Domestic demand is still likely to look strong in Q2, with a rise of 3.1% in final sales to domestic buyers (GDP less inventories and net exports), which would be the strongest increase since Q3 2025.

Figure: Headline HICP Plunges And Core Eases Modestly Too?

Contrary to some thinking, EZ HICP inflation continues to behave, both absolutely and relatively – ie to what looks ever excessive ECB price thinking. The question must be if and when the ECB chooses to note friendlier price and costs signals, rather than pander to the upside prices risks that only some (and may be fewer) pieces of data have been flagging. Regardless, the ECB cannot disregard the June HICP flash (Wed), which dropped markedly and with no sign of second-round effects, thereby suggesting that headline inflation has not only already passed its peak and maybe clearly so but should fall further even in the near-term and widely so. These data may have a material impact on ECB thinking, especially as the data arrive toward the end of this week’s key ECB monetary annual gathering in Sintra.

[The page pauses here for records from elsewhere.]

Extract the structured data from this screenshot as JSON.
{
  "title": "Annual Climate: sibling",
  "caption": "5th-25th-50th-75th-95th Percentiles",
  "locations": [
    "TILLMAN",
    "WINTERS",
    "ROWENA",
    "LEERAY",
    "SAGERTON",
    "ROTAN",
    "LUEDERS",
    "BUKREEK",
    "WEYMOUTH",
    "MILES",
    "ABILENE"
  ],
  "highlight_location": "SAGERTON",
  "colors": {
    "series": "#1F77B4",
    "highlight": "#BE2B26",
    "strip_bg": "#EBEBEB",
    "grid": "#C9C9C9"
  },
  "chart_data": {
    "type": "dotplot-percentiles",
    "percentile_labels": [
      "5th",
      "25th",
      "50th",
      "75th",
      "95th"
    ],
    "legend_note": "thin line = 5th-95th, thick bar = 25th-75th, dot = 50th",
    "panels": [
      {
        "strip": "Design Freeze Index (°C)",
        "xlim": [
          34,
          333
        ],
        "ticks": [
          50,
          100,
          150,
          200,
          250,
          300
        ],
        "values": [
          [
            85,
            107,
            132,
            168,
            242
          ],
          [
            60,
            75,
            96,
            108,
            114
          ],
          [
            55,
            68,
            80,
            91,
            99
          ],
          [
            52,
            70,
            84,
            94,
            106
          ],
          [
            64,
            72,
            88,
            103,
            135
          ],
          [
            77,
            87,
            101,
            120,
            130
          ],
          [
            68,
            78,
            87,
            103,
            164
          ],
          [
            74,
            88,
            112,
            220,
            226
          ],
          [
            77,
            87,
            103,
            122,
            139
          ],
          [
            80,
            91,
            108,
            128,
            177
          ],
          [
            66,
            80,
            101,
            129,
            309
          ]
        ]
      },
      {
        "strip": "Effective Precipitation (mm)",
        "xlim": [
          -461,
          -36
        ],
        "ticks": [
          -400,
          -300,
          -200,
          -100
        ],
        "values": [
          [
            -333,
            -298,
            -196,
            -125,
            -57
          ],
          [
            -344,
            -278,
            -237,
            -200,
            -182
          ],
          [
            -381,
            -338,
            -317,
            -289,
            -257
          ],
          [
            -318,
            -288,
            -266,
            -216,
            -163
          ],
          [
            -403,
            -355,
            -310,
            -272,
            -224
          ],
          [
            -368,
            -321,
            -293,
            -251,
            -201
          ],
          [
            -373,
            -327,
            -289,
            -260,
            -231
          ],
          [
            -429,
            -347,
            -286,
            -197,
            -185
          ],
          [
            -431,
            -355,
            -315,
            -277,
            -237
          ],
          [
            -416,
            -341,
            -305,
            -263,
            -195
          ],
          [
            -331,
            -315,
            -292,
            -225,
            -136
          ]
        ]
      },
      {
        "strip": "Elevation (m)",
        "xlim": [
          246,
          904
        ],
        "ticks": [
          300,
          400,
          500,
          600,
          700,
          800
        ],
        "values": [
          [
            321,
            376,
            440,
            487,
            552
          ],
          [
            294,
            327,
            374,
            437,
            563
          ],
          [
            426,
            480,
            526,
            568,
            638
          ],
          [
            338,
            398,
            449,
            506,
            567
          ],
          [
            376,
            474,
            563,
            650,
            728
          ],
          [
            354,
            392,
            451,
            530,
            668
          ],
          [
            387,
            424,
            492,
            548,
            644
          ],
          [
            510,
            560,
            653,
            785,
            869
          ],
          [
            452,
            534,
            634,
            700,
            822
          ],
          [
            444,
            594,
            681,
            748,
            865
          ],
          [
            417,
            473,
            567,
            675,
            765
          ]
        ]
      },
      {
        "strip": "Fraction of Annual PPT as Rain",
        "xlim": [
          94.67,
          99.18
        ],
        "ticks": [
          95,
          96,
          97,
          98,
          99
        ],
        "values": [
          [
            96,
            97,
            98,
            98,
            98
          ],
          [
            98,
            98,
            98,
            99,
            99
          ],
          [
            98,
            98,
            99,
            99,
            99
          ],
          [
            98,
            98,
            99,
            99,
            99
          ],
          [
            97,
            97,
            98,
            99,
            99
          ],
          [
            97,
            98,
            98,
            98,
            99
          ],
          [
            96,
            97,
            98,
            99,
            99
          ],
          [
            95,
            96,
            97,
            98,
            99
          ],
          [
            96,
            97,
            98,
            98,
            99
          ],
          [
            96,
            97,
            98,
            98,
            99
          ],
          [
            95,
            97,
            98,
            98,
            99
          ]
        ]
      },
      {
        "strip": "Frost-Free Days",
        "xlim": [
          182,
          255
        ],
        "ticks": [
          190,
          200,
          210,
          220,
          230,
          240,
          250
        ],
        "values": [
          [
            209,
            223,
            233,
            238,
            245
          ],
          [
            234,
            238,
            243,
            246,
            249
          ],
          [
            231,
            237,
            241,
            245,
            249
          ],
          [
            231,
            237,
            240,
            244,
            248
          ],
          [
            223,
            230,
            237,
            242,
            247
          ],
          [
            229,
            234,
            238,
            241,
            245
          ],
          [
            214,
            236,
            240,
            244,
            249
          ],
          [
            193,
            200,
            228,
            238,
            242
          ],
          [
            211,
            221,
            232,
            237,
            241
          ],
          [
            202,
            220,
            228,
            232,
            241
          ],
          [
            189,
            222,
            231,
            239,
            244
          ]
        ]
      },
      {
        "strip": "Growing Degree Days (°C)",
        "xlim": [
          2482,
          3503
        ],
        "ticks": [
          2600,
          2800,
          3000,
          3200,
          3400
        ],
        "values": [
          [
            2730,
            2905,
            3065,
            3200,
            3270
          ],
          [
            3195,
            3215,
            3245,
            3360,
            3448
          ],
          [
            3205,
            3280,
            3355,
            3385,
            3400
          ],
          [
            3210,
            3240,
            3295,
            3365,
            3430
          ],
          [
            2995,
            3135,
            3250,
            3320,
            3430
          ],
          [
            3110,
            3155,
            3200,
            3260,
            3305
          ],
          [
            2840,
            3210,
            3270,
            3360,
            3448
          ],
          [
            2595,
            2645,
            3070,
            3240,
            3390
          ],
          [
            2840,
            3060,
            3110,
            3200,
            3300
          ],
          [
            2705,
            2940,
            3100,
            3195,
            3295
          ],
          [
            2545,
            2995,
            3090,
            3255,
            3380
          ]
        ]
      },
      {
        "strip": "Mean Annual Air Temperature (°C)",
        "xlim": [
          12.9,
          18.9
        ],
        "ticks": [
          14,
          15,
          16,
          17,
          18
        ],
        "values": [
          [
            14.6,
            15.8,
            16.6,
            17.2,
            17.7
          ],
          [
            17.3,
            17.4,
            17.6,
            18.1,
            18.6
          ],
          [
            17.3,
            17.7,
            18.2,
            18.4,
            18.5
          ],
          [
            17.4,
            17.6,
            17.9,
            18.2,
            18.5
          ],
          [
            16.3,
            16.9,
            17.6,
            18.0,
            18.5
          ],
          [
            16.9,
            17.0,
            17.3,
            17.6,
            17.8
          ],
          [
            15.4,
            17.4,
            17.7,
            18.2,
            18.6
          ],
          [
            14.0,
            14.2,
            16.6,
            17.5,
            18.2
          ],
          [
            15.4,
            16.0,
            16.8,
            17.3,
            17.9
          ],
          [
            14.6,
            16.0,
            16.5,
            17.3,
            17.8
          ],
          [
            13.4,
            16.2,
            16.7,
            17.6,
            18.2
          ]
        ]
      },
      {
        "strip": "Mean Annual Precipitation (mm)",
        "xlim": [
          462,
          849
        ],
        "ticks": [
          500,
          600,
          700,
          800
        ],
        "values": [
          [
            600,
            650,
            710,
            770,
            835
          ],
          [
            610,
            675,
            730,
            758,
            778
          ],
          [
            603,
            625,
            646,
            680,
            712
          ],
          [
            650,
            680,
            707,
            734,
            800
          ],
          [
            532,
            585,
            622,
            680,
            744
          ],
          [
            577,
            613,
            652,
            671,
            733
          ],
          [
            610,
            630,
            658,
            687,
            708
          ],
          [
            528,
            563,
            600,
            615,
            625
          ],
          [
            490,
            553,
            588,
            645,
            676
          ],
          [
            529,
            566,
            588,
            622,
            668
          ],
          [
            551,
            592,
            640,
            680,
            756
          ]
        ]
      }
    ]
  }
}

USD/JPY corrects on market fear for intervention. It is reported earlier in the week that the MoF and BoJ may have changed their intervention strategy to "silent intervention", where they stop jawboning before an actual intervention in the FX market. It clearly kept market participants being more suspicious in abnormal move and led to a quick drop of a figure on the same day being reported.

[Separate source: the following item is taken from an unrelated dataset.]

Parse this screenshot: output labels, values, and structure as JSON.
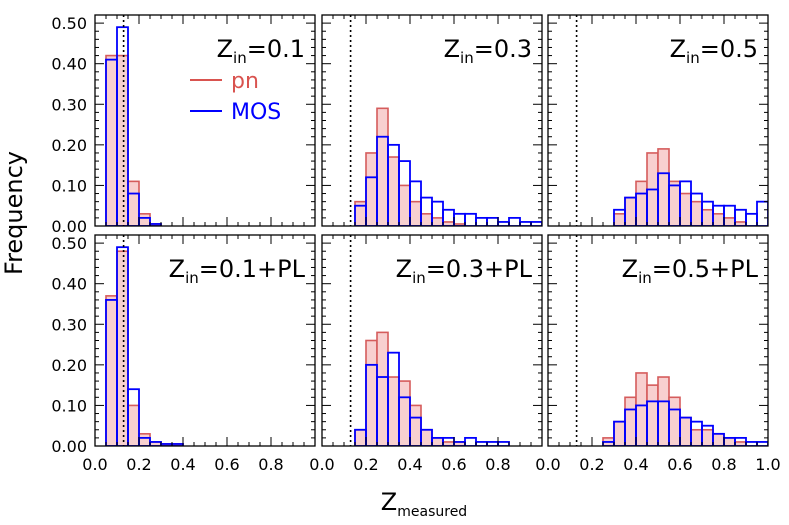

On the chart, consolidation below the 162.84 high gave way to sharp losses through the 161.00 level before finding support at 160.72 April high. Bounce here see prices settling into consolidation above the 161.00 level and unwinding oversold intraday studies. However, bearish pullback from the 162.84 high keep pressure on the downside and see scope for extension lower to retrace strong gains from the 155.00 May low. Lower will see room to support at the 160.00/159.50 area. Meanwhile, resistance is at the 162.00 congestion which is expected to cap and keep pressure on the downside.